Saturday, September 17, 2016

My Drawing of Charlie Brown (#Illustrator)

I figured I could study or draw Charlie Brown.  Charlie won.  I drew him in a blue shirt instead of the usual orange or yellow.

Charles Schultz, the cartoonist who invented the comic series "Peanuts," knew well the cares and concerns of grade school kids.  There were kite-eating trees, baseball teams that never won a game, little Red Haired girls that captured your heart.  There was an obnoxious brunette (Lucy) who tricked you into kicking a football that was drawn away at the last minute.

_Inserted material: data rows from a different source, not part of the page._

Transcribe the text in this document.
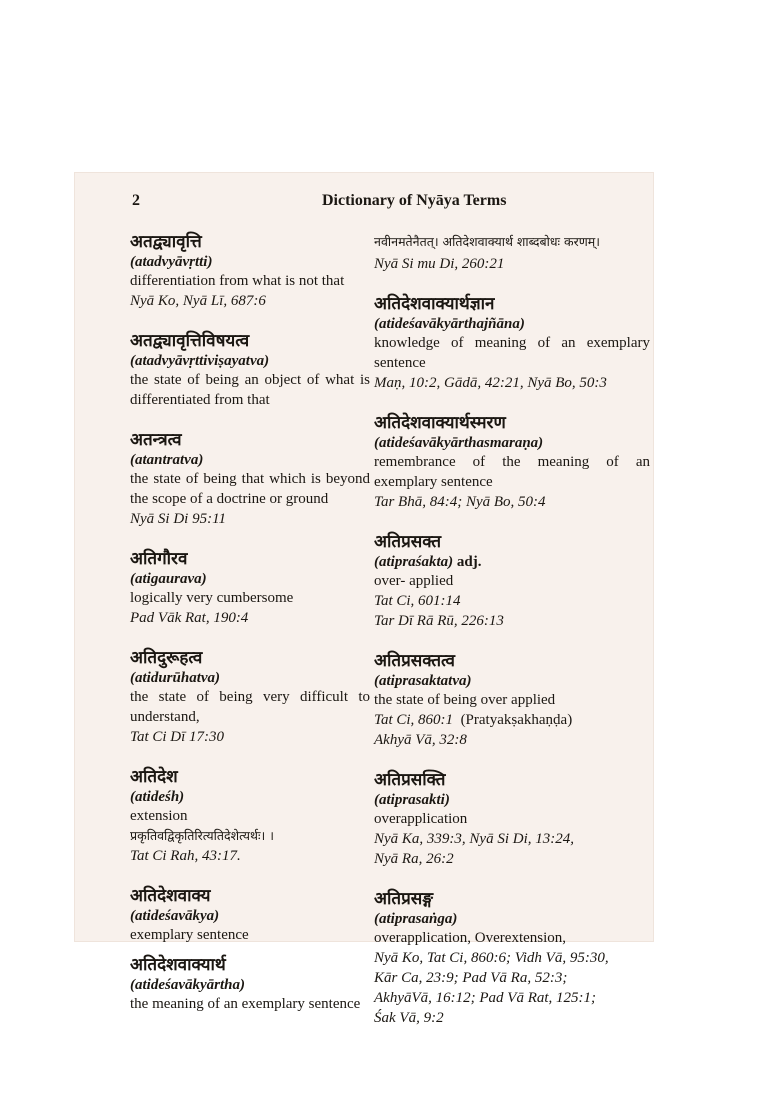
2	Dictionary of Nyāya Terms
अतद्व्यावृत्ति
(atadvyāvṛtti)
differentiation from what is not that
Nyā Ko, Nyā Lī, 687:6
अतद्व्यावृत्तिविषयत्व
(atadvyāvṛttiviṣayatva)
the state of being an object of what is differentiated from that
अतन्त्रत्व
(atantratva)
the state of being that which is beyond the scope of a doctrine or ground
Nyā Si Di 95:11
अतिगौरव
(atigaurava)
logically very cumbersome
Pad Vāk Rat, 190:4
अतिदुरूहत्व
(atidurūhatva)
the state of being very difficult to understand,
Tat Ci Dī 17:30
अतिदेश
(atideśh)
extension
प्रकृतिवद्विकृतिरित्यतिदेशेत्यर्थः। ।
Tat Ci Rah, 43:17.
अतिदेशवाक्य
(atideśavākya)
exemplary sentence
अतिदेशवाक्यार्थ
(atideśavākyārtha)
the meaning of an exemplary sentence
नवीनमतेनैतत्। अतिदेशवाक्यार्थ शाब्दबोधः करणम्।
Nyā Si mu Di, 260:21
अतिदेशवाक्यार्थज्ञान
(atideśavākyārthajñāna)
knowledge of meaning of an exemplary sentence
Maṇ, 10:2, Gādā, 42:21, Nyā Bo, 50:3
अतिदेशवाक्यार्थस्मरण
(atideśavākyārthasmaraṇa)
remembrance of the meaning of an exemplary sentence
Tar Bhā, 84:4; Nyā Bo, 50:4
अतिप्रसक्त
(atipraśakta) adj.
over- applied
Tat Ci, 601:14
Tar Dī Rā Rū, 226:13
अतिप्रसक्तत्व
(atiprasaktatva)
the state of being over applied
Tat Ci, 860:1 (Pratyakṣakhaṇḍa)
Akhyā Vā, 32:8
अतिप्रसक्ति
(atiprasakti)
overapplication
Nyā Ka, 339:3, Nyā Si Di, 13:24,
Nyā Ra, 26:2
अतिप्रसङ्ग
(atiprasaṅga)
overapplication, Overextension,
Nyā Ko, Tat Ci, 860:6; Vidh Vā, 95:30,
Kār Ca, 23:9; Pad Vā Ra, 52:3;
AkhyāVā, 16:12; Pad Vā Rat, 125:1;
Śak Vā, 9:2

 The upside of childhood, however, was a loyal dog with a great imagination (at times assuming the role of a World War I Ace pilot, a lawyer, or a writer), and whose best friend was a bird who often flew upside down.  There was Peppermint Patty, a kind of young hippie/tomboy who wore sandals and played great baseball, and Linus, a kid who was overly attached to a blanket and who believed in The Great Pumpkin.

Charlie Brown, however, was the chief protagonist in this drama of life, always screwing up, failing at everything he tried, enduring one humiliation after another, but who never quit trying.  Alas, he never was able to connect with the little Red-Haired girl whom he loved from afar.

There are a lot of us who can identify with Charlie Brown.